The scientists used electricity to briefly stun fish that swam into their path. The fish were netted, examined and released.
The idea, according to fisheries biologist Ed Bettross, was to see whether the canal contains the Robust Redhorse Sucker, a species once thought to be extinct.
Named for its stout shape and crimson fins, the fish weigh up to 17 pounds and were first described in 1870 by naturalist Edward Drinker Cope. For the next 122 years, they were officially missing -- and thought extinct.

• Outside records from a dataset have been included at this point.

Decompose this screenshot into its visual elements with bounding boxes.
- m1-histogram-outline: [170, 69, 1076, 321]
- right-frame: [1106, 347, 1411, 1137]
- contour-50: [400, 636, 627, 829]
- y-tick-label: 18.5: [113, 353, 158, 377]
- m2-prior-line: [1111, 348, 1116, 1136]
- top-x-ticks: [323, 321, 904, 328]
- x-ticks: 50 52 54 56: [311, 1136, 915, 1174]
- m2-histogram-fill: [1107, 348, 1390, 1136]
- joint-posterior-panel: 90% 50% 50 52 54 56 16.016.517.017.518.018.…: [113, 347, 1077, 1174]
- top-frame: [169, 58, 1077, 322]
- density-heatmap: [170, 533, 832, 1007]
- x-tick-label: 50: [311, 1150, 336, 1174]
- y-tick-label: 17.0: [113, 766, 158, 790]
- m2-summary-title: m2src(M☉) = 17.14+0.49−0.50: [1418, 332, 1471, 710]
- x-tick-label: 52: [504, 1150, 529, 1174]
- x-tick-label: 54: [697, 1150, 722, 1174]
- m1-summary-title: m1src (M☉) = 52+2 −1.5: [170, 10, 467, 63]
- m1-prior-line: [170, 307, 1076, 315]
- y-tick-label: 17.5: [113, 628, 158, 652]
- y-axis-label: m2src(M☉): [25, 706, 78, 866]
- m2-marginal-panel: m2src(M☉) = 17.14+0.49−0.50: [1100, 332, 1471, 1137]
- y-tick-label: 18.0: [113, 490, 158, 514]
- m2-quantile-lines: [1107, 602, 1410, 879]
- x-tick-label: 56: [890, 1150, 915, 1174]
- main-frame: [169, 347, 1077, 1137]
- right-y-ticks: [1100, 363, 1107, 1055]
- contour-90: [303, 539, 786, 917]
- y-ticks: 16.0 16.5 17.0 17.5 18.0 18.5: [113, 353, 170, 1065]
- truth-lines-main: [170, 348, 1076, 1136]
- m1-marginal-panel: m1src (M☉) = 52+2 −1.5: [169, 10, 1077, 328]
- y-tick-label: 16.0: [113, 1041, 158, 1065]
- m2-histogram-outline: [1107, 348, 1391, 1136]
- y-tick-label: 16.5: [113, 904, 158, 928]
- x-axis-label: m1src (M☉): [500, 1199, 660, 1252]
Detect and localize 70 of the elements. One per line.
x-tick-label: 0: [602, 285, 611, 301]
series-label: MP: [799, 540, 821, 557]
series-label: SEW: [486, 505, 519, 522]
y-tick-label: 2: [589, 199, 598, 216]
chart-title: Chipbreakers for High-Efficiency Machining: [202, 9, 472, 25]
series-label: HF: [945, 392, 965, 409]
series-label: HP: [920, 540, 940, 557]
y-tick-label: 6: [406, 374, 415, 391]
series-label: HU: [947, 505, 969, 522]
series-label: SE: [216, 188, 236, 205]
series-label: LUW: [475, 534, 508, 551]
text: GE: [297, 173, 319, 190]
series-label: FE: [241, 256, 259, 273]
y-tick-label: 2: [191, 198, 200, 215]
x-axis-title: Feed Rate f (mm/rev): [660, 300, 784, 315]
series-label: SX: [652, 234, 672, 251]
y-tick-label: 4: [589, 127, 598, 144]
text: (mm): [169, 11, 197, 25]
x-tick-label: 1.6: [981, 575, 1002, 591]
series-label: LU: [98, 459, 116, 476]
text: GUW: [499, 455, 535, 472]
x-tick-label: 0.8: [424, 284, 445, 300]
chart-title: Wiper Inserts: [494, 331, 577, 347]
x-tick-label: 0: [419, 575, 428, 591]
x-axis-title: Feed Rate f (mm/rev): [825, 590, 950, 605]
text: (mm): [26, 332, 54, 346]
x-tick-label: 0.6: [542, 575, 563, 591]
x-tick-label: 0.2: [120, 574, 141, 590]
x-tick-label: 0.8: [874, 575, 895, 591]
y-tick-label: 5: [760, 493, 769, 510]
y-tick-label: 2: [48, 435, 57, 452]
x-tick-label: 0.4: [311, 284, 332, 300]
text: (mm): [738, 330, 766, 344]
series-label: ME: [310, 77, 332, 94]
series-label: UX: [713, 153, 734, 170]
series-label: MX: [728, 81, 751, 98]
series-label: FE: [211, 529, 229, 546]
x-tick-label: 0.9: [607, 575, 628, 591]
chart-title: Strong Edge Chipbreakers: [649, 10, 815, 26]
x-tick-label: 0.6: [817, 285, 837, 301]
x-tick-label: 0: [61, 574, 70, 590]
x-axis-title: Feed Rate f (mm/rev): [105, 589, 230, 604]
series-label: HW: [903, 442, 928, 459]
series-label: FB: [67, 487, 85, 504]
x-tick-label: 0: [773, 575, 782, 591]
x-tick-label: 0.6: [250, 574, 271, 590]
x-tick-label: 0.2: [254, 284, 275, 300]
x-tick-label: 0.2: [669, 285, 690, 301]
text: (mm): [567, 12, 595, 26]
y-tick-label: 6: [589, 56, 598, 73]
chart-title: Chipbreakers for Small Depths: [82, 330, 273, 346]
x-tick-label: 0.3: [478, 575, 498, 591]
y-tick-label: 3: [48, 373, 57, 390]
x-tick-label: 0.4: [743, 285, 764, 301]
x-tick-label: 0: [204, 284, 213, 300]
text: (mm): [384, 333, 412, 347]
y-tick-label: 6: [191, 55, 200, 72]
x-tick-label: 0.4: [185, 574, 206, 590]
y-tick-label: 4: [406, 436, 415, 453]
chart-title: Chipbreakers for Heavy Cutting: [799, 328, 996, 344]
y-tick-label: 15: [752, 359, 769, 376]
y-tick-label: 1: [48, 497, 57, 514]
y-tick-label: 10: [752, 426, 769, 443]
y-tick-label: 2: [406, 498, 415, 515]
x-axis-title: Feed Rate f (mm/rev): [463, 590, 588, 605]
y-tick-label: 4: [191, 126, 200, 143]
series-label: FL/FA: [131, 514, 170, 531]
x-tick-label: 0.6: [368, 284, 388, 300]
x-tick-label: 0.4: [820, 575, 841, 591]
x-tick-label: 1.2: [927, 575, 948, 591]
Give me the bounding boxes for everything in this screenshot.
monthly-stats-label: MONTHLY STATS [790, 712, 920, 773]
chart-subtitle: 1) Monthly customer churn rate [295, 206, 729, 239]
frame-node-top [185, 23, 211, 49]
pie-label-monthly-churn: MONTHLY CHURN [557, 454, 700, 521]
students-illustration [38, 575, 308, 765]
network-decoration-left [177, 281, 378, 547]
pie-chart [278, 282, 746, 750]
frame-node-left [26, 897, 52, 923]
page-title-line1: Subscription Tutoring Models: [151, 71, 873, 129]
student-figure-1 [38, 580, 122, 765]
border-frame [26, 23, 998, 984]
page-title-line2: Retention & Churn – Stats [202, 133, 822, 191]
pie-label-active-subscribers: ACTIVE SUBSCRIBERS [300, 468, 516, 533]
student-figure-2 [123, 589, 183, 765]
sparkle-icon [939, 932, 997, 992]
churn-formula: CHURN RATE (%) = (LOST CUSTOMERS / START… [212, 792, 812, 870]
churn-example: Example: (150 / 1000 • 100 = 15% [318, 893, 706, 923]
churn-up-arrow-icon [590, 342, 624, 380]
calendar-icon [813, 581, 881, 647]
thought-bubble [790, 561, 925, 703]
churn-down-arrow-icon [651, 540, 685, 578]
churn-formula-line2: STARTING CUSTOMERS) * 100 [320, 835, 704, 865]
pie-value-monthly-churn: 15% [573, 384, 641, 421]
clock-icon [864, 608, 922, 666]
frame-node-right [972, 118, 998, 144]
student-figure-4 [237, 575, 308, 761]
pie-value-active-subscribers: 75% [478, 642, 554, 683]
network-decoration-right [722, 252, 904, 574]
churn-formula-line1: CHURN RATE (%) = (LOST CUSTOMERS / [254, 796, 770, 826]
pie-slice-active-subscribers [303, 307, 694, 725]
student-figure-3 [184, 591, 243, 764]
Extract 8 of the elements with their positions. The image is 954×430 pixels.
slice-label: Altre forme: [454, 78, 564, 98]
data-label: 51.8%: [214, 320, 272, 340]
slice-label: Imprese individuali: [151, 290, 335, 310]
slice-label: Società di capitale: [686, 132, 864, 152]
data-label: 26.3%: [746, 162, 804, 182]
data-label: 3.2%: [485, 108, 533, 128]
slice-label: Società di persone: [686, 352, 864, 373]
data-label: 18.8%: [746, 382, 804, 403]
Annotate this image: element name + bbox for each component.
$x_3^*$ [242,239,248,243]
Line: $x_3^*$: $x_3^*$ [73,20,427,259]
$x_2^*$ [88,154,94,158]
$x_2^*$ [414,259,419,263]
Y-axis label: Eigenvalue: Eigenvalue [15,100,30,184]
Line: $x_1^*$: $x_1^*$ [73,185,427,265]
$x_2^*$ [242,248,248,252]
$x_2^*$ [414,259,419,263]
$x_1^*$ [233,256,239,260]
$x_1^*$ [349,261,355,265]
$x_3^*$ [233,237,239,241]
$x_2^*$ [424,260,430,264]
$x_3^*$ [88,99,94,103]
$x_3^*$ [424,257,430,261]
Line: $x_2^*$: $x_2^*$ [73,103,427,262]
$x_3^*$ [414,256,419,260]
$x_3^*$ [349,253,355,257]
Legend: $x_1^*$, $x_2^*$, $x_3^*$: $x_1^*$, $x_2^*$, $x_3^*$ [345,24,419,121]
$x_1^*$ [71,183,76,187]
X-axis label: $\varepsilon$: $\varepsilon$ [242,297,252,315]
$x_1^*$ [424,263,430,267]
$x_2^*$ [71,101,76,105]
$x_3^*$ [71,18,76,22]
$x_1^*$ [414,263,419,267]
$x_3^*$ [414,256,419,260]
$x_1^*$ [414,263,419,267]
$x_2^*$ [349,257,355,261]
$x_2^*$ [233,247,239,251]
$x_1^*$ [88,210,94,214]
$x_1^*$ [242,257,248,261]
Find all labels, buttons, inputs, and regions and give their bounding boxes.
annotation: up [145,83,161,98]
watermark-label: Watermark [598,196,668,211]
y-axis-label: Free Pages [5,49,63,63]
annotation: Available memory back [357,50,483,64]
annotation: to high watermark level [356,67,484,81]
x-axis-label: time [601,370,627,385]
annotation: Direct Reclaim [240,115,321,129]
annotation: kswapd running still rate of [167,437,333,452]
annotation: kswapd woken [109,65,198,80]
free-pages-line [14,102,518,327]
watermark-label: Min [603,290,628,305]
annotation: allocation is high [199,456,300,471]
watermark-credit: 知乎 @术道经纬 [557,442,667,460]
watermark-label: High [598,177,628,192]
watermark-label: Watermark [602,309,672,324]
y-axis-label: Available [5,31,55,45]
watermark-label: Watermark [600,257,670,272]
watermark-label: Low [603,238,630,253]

In 1991, the Robust Redhorse was rediscovered in the Oconee River near Dublin, and a second population was found 2' years ago in the Savannah River.
Bettross and his crew found no Robust Redhorse in the canal, but the fish is gaining ground in the river, due largely to efforts by agencies like the Georgia Department of Natural Resources, the U.S. Fish & Wildlife Service and Georgia Power Company, which has aided restoration programs.